Putusan bersalah Ahok menyiratkan bahwa selama dikutip secara benar, ayat suci tidak bisa salah terlepas konteks pengutipannya. Putusan ini menerapkan tabu kritik terhadap ayat suci dan golongan pendeta yang sering kali mengutip ayat-ayat suci. Artinya segala pendapat mereka yang didasari atas kutipan ayat suci yang benar menjadi infallible,tidak dapat dikritik dan disalahkan.
Cara pandang ini tentu saja kontroversial. Demokrasi menekankan rasionalisme memandang semua orang dan ideologi harus dapat dipertanggungjawabkan kepada publik. Artinya, para pendukungnya harus dapat dikritik dan mampu menjawab kritik tersebut. Pendeta dan agama sebagai ideologi pun tak lepas dari tuntutan ini. Apalagi jika agama dibawa ke ranah publik dan sosial-politik.
Definisi penistaan pun bersifat variabel. Banyak agama resmi Indonesia yang saling mengkontradisi satu sama lain. Jika masing-masing keenam agama ini tidak dapat dituntut sebagai penistaan terhadap yang lain, kenapa aliran (yang katanya) sesat selalu dijerat pasal penistaan? Apa dasar perlindungan dari penistaan menjadi hak eksklusif agama resmi?

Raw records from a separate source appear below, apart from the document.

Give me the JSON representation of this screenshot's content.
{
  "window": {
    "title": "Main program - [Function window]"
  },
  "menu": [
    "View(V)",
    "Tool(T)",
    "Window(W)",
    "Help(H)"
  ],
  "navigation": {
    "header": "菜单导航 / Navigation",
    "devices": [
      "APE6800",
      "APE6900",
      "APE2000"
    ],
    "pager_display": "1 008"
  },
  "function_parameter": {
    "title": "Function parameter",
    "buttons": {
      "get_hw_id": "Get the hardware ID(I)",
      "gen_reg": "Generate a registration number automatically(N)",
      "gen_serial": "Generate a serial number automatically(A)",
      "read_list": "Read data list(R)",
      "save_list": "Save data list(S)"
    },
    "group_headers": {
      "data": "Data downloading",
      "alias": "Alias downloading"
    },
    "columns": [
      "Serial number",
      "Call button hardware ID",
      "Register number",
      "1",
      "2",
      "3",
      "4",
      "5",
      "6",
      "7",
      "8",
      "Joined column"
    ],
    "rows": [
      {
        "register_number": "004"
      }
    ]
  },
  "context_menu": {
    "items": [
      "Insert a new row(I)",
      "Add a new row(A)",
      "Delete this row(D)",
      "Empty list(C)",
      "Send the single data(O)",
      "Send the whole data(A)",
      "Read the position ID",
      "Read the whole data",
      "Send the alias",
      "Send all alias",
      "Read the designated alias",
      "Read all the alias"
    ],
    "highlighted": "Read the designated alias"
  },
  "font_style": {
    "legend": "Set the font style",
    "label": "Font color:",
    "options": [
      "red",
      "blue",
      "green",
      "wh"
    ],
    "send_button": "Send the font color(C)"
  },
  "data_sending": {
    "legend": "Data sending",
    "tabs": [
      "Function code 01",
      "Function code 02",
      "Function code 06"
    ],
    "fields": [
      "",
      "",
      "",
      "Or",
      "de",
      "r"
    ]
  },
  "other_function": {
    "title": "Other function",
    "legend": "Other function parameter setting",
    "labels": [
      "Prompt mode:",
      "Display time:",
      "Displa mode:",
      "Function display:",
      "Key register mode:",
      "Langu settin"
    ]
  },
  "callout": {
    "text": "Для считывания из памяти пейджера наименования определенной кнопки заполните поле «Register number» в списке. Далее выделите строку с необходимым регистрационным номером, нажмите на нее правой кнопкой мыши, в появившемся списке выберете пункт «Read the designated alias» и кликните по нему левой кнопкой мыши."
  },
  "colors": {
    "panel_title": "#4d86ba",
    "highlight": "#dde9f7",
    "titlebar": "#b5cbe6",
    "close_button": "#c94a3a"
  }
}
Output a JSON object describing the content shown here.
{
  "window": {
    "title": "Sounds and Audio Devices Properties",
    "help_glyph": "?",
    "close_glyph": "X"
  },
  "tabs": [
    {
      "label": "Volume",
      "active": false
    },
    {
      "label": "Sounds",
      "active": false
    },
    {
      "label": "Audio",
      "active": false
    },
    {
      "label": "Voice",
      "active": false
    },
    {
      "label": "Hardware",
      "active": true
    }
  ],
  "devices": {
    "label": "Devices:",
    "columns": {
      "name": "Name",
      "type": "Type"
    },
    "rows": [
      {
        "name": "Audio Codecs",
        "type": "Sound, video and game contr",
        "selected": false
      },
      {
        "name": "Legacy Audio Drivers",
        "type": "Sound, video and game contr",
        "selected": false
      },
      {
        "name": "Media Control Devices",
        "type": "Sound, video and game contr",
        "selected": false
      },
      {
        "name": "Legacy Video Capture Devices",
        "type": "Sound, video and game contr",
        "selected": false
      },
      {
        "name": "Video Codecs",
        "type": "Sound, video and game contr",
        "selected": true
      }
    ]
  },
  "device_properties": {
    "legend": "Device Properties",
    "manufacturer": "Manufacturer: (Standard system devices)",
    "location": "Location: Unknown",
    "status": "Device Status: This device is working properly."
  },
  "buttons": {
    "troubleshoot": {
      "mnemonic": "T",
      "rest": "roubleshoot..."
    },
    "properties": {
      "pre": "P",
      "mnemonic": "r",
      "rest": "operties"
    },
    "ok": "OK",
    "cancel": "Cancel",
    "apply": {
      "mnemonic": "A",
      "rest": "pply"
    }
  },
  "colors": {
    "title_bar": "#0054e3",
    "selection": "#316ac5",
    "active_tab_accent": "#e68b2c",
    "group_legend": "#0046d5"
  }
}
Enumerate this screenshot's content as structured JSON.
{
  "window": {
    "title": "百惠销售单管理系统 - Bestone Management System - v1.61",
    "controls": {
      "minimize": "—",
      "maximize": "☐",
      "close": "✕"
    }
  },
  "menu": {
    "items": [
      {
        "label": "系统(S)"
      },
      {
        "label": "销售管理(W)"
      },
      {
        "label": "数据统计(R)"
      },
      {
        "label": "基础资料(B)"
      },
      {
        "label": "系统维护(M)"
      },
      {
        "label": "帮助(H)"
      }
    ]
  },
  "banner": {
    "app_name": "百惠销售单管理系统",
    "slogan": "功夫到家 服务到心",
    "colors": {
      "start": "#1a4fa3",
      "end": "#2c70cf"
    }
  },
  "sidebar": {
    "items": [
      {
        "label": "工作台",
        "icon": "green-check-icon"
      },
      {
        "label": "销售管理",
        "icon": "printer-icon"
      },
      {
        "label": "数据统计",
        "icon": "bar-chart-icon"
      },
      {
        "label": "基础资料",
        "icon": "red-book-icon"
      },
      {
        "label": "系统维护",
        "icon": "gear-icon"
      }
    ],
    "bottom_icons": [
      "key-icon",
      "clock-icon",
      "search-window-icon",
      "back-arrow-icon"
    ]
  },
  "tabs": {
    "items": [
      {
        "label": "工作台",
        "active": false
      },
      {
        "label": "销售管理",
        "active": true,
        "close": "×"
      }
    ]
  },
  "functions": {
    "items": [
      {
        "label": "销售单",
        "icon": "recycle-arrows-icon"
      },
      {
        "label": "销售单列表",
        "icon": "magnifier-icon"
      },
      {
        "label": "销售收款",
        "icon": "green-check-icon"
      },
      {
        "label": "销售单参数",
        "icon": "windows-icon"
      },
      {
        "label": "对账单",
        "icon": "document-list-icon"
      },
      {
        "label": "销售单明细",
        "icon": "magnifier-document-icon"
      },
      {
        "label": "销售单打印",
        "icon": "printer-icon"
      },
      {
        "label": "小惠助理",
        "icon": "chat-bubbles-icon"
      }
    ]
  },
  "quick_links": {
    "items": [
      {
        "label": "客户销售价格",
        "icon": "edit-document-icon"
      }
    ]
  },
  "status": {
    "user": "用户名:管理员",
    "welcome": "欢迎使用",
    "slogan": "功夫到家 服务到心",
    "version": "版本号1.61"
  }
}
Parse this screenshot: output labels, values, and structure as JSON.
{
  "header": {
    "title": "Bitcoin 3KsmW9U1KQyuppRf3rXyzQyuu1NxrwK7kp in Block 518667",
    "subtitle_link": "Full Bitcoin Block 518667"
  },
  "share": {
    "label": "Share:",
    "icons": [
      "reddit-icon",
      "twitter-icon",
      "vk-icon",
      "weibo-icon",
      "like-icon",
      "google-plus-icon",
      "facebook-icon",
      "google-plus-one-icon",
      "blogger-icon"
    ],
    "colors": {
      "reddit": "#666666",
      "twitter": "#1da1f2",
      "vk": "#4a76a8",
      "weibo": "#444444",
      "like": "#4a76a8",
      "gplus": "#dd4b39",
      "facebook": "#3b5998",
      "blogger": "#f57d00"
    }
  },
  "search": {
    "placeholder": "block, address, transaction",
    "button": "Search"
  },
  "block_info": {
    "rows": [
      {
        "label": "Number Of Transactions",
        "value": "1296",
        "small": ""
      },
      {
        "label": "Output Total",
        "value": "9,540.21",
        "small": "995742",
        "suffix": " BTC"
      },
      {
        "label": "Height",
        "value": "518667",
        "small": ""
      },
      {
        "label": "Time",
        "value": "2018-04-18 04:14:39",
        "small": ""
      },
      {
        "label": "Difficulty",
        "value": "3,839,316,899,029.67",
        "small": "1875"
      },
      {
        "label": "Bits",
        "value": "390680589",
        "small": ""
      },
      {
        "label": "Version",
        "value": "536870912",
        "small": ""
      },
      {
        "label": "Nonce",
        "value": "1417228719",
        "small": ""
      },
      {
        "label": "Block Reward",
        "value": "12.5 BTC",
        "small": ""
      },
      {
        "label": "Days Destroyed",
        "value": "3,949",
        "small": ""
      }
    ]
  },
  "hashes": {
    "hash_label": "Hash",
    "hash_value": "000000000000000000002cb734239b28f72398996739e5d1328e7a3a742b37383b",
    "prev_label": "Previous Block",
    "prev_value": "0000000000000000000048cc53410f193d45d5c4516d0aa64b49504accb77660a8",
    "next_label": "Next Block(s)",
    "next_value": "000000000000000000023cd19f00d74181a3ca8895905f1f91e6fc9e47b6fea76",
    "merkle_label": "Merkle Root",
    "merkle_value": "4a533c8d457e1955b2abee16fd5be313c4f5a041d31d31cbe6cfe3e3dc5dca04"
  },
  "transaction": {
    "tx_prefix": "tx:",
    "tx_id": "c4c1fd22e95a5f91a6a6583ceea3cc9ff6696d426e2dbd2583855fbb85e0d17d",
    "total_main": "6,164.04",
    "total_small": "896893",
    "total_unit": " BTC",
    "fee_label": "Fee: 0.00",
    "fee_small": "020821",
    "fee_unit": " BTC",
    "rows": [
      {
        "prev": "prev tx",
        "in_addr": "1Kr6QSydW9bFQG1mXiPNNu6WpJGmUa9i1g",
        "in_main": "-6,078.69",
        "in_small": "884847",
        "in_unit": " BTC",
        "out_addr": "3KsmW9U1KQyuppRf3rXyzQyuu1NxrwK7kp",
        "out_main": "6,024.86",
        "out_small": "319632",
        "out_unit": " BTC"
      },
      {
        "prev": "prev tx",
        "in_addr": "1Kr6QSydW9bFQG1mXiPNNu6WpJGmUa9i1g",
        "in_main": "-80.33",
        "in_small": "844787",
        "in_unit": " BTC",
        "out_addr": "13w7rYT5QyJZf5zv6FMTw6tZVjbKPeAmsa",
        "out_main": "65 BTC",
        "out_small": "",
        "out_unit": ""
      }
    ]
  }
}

Adanya pasal karet juga tidak sesuai dengan cita-cita kepastian hukum. Sejarahnya pasal penistaan telah diterapkan pada kejadian yang meliputi sekedar kritik lisan dan tulisan, pengrusakan simbol agama, hingga aliran (yang katanya) sesat. Penerapannya juga terjadi bias di mana vonis bersalah lebih sering terjadi saat agama mayortas yang menjadi korban, menunjukkan kecenderungan mobokrasi dan bukan supremasi hukum.
Belum lagi kenyataan demokrasi Indonesia dengan partai agama yang mendasarkan program dengan ayat sci dan dalil agama. Jika ayat yang mendasari tidak dapat dikritik, dapatkah kita mengkritik program tersebut sebagai interpretasinya? Bukankah Ahok berkasus karena mengkritik salah satu interpretasi ayat suci? Jika tidak dapat dikritik, bagaimana cara bersaing dengan partai-partai yang demikian?
Di lain pihak, tidak ada yang kontroversial atas dasar ideologis pelarangan misinformasi, baik melalui ITE maupun media konvensional. Misinformasi tentu saja sesuatu yang imoral dalam segala madzhab agama dan ideologi. Dalam agama, misinformasi sama saja dengan berbohong dan menipu. Dosa dalam agama mana pun.Â
Dalam ideologi demokrasi, rasionalisme menuntut masyarakat dapat menentukan pilihan rasional. Artinya masyarakat harus mendapat informasi yang cukup untuk menarik kesimpulan. Misinformasi merampas hak masyarakat untuk membuat keputusan rasional, menjadikan tindakan misinformasi pelanggaran terhadap hak demokratis.
Akhir kata, walaupun Ahok dan Buni Yani sama-sama dapat bersalah secara hukum, (dugaan) pelanggaran Buni Yani lebih pasti merugikan masyarakat dan tidak memiliki dasar pembenaran. Saga penistaan agama ini harus dijadikan evaluasi terhadap hukum kita agar semua hukum memiliki dasar ideologis yang baik, bukan sekedar berdasar tuntutan publik.